E.g., if ``test_split=0.2`` and ``val_split=0.1`` are requested, ``N=10`` and the testing sets are build by
combining two subsets. For each fold, different subsets are combined to build the training, validation and
testing sets. The total number of folds is given by the size of the testing dataset, i.e. in the example,
five folds will be returned. As a result, while the concatenation of the testing datasets of all folds is
guaranteed to reproduce the full dataset, for the validation datasets this is only true if ``val_split``
= ``test_split``. Otherwise, the validation datasets may be overlapping (for ``val_split`` > ``test_split``)
or may leave gaps (``val_split`` < ``test_split``). For ``val_split`` = ``test_split``, each sample is
exactly once part of the validation and the testing datasets. The inputs are not shuffled prior to the
splitting.
For splitting conditions containing a callable, the array of event numbers (``event_nums``) must not be ``None``.
The dataset is split according to:
- ``callable``: ``splitting_cond``, when provided with ``event_nums``, is expected to return an array or a list of
arrays of the same shape as ``event_nums``, with values ``True`` for events that should be included in the
validation dataset and ``False`` otherwise. A returned list of `k` arrays results in `k` pairs of training and
validation datasets.
- ``Union[tuple[Callable, Callable], list[Callable, Callable]]``: the return value of ``splitting_cond[0]``, when
provided with ``event_nums``, is used to split the full dataset into a testing and a training+validation set. The
corresponding return value of ``splitting_cond[1]`` is used to split the training+validation set into a
training and a validation set. As a result, both splitting conditions must either return an array or a list
of arrays. For each fold (when a list of arrays is returned), the `i`-th list entries from both lists is used
to determine the splitting of the `i`-th fold.

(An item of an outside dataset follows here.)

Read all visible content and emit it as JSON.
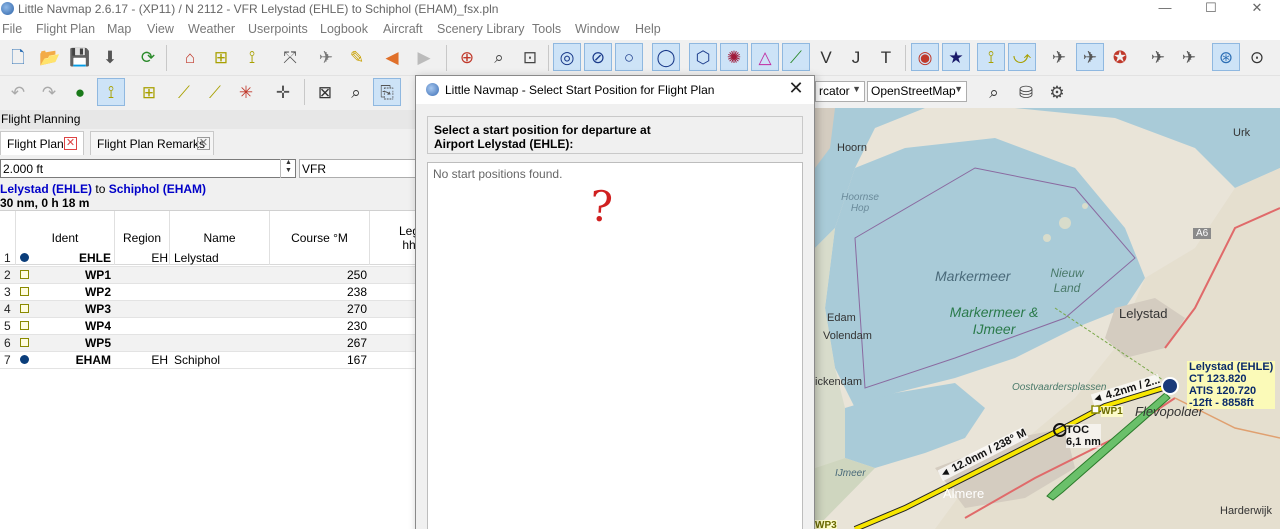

For each fold (or the single splitting when not doing k-fold), the provided preprocessing scaler is instantiated and
fitted to the input variables of the training dataset. The inputs for the training, validation, and (if present)
testing dataset are subsequently scaled. If no preprocessing scaler is provided, the split inputs remain unchanged.

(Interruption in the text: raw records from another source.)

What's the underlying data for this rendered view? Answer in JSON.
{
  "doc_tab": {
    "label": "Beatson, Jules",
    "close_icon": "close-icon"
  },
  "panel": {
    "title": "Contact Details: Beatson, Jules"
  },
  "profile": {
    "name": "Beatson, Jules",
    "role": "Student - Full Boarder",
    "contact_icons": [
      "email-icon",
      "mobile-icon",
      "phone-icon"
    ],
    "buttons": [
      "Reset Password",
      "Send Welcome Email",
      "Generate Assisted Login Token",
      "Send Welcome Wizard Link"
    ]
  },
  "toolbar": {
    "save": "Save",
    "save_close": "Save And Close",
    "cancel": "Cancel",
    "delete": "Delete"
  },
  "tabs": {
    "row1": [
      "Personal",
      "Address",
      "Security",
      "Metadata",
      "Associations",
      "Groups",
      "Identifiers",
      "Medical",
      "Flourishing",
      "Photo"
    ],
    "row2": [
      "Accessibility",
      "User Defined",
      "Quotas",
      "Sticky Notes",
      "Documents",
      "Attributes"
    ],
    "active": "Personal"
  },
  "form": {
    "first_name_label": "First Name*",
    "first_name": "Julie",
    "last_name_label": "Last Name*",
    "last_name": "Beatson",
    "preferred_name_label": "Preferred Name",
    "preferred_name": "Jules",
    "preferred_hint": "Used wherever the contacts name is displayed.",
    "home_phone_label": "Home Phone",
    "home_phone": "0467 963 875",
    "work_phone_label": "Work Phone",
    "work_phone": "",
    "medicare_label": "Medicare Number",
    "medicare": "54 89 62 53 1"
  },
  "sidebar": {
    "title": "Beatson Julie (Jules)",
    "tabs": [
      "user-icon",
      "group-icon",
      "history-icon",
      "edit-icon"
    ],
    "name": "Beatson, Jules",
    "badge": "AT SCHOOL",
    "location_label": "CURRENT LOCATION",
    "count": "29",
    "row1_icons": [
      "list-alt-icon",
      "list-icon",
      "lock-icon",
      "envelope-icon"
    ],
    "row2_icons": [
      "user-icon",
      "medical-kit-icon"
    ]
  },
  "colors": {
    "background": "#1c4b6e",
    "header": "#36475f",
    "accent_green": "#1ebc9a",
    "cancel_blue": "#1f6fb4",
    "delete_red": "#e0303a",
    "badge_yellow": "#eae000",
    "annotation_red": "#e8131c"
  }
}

The return type of the split inputs, targets, weights and normalized_weights differs if k-fold splitting was
performed or not. If no k-fold was done, the training, validation and (if present) testing splits of each are combined
into a tuple. If k-fold splitting was done, the `k` training, validation and (if present) testing splits are each first
combined into a list before combining them into a tuple. Thus, for k-fold, tuples of 2 or 3 lists containing `k` numpy
arrays each are returned.
Parameters
----------
inputs : np.ndarray
Array of input features. The axis 0 is assumed to separate different events.
targets : np.ndarray
Array of target labels.
weights : np.ndarray
Array of event weight.
normalized_weights : np.ndarray
Array of normalized event weights.
splitting_cond : Union[Union[tuple[Callable], tuple[float]], Union[list[Callable], list[float]], Callable, float]
Condition determining the splitting of inputs, targets, weights and normalized_weights into training, validation
and (potentially) testing sets.
preprocessor : Optional[tuple[type, tuple]]
A reference to an input scaler class and the necessary tuple of arguments to instantiate it. (Default value = None)
event_nums : Optional[np.ndarray]
Array of event numbers. (Default value = None)
do_kfold : bool
If ``splitting_cond`` does not contain a callable, this controls if a simple splitting or k-fold splitting should be
done. (Default value = False)
fixed_test_dataset : bool
If ``True``, a fixed testing dataset will be used for all folds. If ``False``, the testing dataset will be shuffled in
a k-fold-like manner. Only relevant if ``do_kfold`` is ``True``. (Default value = True)
disable_printing : bool
If ``True``, no output will be printed. (Default value = False)
Returns
-------
Union[
tuple[
Any,
train_val_test_splitting_type,
train_val_test_splitting_type,
train_val_test_splitting_type,
train_val_test_splitting_type,
],
tuple[Any, train_val_splitting_type, train_val_splitting_type, train_val_splitting_type, train_val_splitting_type],
]
Returns the fitted input scaler (if it was provided) and tuples for each of inputs, targets, weights and normalized weights containing
the training, validation and (potentially) testing sets / lists of sets.
"""
if isinstance(splitting_cond, tuple) or isinstance(splitting_cond, list):
use_testing_dataset = True
splitting_cond_test, splitting_cond_val = splitting_cond
if callable(splitting_cond_test) and callable(splitting_cond_val):
assert (
event_nums is not None
), "array of event numbers must be provided when using custom splitting condition"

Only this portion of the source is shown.